Temperature sampling result map

Interpretation:

  • lower temperature makes the top choice dominate;
  • higher temperature makes lower-ranked tokens more likely;
  • higher temperature does not mean smarter, only more diverse.

For factual support, extraction, and code fixes, start lower. For brainstorming, naming, and drafting alternatives, a higher temperature can help.

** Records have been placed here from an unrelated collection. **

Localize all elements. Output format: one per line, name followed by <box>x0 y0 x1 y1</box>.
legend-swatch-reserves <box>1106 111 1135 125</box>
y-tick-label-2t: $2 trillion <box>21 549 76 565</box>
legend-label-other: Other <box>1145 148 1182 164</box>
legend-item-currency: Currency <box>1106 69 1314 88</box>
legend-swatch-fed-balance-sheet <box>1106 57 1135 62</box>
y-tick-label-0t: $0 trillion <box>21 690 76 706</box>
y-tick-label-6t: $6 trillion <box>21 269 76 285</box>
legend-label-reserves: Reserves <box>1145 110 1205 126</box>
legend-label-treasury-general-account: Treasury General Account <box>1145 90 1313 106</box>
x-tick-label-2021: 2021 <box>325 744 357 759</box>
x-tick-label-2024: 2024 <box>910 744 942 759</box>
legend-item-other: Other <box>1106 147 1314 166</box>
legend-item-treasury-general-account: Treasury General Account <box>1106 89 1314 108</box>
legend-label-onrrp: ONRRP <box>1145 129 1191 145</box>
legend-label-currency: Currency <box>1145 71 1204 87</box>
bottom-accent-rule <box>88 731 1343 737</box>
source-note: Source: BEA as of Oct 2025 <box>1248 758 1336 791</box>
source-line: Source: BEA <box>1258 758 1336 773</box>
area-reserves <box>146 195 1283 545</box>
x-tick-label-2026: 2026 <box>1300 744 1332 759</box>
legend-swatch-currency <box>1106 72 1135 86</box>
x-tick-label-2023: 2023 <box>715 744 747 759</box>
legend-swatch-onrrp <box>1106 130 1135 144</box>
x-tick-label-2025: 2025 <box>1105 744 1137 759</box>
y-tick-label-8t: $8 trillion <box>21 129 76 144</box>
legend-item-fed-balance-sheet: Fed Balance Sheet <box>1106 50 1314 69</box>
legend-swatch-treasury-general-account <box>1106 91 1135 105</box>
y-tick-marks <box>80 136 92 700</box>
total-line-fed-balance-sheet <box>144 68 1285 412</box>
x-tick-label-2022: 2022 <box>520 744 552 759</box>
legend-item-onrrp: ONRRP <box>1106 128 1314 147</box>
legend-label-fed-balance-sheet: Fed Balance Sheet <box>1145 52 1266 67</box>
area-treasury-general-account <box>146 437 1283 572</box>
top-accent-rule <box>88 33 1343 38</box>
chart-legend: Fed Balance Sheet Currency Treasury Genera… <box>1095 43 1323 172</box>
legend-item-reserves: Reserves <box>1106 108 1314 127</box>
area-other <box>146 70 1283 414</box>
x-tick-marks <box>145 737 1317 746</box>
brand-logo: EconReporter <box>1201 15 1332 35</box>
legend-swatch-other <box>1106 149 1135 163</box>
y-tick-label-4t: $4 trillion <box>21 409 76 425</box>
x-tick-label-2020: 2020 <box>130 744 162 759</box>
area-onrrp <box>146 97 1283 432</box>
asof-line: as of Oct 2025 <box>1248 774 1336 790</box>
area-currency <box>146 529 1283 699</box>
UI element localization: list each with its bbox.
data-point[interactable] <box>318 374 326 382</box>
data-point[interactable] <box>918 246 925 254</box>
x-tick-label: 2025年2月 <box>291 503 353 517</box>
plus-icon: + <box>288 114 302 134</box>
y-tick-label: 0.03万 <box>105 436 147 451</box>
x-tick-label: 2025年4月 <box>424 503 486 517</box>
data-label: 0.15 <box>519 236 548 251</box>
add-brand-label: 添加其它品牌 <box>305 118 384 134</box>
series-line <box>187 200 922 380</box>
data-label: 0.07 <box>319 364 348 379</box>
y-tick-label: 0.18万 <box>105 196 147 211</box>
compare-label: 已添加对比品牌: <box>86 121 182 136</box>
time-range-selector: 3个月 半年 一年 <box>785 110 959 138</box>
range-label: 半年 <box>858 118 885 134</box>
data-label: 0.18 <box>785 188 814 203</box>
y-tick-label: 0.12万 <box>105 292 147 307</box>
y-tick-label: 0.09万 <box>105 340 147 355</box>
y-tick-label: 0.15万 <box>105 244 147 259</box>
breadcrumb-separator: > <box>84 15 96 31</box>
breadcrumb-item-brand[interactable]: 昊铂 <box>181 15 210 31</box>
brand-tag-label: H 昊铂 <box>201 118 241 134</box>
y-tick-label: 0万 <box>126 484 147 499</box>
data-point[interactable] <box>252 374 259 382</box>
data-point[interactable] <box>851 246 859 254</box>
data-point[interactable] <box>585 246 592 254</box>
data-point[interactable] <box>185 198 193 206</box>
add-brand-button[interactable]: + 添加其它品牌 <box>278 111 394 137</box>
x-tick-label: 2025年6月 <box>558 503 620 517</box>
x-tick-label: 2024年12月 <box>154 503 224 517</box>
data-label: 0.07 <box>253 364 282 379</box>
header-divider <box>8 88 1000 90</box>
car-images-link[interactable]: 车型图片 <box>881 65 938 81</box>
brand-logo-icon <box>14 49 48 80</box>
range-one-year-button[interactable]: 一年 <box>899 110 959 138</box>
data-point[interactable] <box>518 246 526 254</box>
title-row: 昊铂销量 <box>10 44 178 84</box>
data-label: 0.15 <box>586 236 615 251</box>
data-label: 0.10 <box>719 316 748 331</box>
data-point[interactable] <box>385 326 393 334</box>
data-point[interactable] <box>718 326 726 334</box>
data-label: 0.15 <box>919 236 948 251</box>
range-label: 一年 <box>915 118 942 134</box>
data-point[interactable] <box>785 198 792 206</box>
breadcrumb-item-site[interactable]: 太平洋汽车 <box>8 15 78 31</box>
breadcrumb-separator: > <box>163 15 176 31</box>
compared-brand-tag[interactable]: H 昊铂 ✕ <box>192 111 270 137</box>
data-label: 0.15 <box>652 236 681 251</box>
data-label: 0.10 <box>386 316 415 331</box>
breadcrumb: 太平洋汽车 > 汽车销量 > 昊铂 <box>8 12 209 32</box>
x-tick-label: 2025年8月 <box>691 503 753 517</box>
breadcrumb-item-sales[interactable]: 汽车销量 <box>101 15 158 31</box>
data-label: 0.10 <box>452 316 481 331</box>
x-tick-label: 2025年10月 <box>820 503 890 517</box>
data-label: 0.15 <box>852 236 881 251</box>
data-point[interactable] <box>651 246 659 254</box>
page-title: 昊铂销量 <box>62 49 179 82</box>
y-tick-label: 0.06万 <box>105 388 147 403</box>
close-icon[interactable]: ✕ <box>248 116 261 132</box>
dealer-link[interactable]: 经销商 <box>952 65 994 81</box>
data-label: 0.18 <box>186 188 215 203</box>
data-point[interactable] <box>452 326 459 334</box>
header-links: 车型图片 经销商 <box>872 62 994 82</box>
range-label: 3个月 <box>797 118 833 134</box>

Lab 3: Attention as Relevance-Weighted Mixing

import numpy as np

X = np.array([
[1.0, 0.0],
[0.0, 1.0],
[1.0, 1.0],
])

Q = X
K = X
V = X

scores = Q @ K.T
scaled_scores = scores / np.sqrt(K.shape[1])


def softmax(row):
e = np.exp(row - row.max())
return e / e.sum()


attention_weights = np.apply_along_axis(softmax, 1, scaled_scores)
output = attention_weights @ V

print("Attention scores:\n", np.round(scaled_scores, 3))
print("Attention weights:\n", np.round(attention_weights, 3))
print("Output representations:\n", np.round(output, 3))

Expected output:

Attention scores:
[[0.707 0. 0.707]
[0. 0.707 0.707]
[0.707 0.707 1.414]]
Attention weights:
[[0.401 0.198 0.401]
[0.198 0.401 0.401]
[0.248 0.248 0.503]]
Output representations:
[[0.802 0.599]
[0.599 0.802]
[0.752 0.752]]

Attention mixing result map

You do not need to memorize the formula yet. Keep the mechanism:

compare relevance -> normalize weights -> mix value vectors

Capability Layers

LayerWhat it contributesDoes it change model weights?
pretrainingbroad language and world-pattern capabilityyes
instruction tuningbetter response style and task followingyes
preference learning / RLHFmore helpful and safer behavioryes
prompttask instructions and examples at runtimeno
RAGexternal evidence at runtimeno
tool calling / Agentactions beyond text generationno or partly
fine-tuning / LoRArepeated domain behavior adaptationyes

Misconceptions to Avoid

  • A token is not always one word or one character.
  • A larger context window is not the same as better memory.
  • Temperature controls diversity, not truth.
  • Attention weights are useful intuition, but not a complete explanation of reasoning.
  • Pretraining gives capability; product reliability still needs data, evaluation, and controls.

Exercises

  1. Change the first logit in Lab 1 from 4.0 to 2.2. How does the winner’s confidence change?
  2. In Lab 2, try temperature=0.1 and temperature=5.0.
  3. In Lab 3, change the third token vector from [1.0, 1.0] to [2.0, 0.0]. What happens?
  4. Design a 1,000-token RAG budget: system prompt, evidence, user question, answer space.
  5. Explain why a model can be capable but still need RAG or alignment.

Summary

The core concepts are connected:

tokens fill the context -> Transformer mixes token information -> logits score next tokens -> sampling chooses one -> adaptation makes behavior useful

Once this loop is clear, RAG, agents, fine-tuning, and evaluation become engineering choices around the same model core.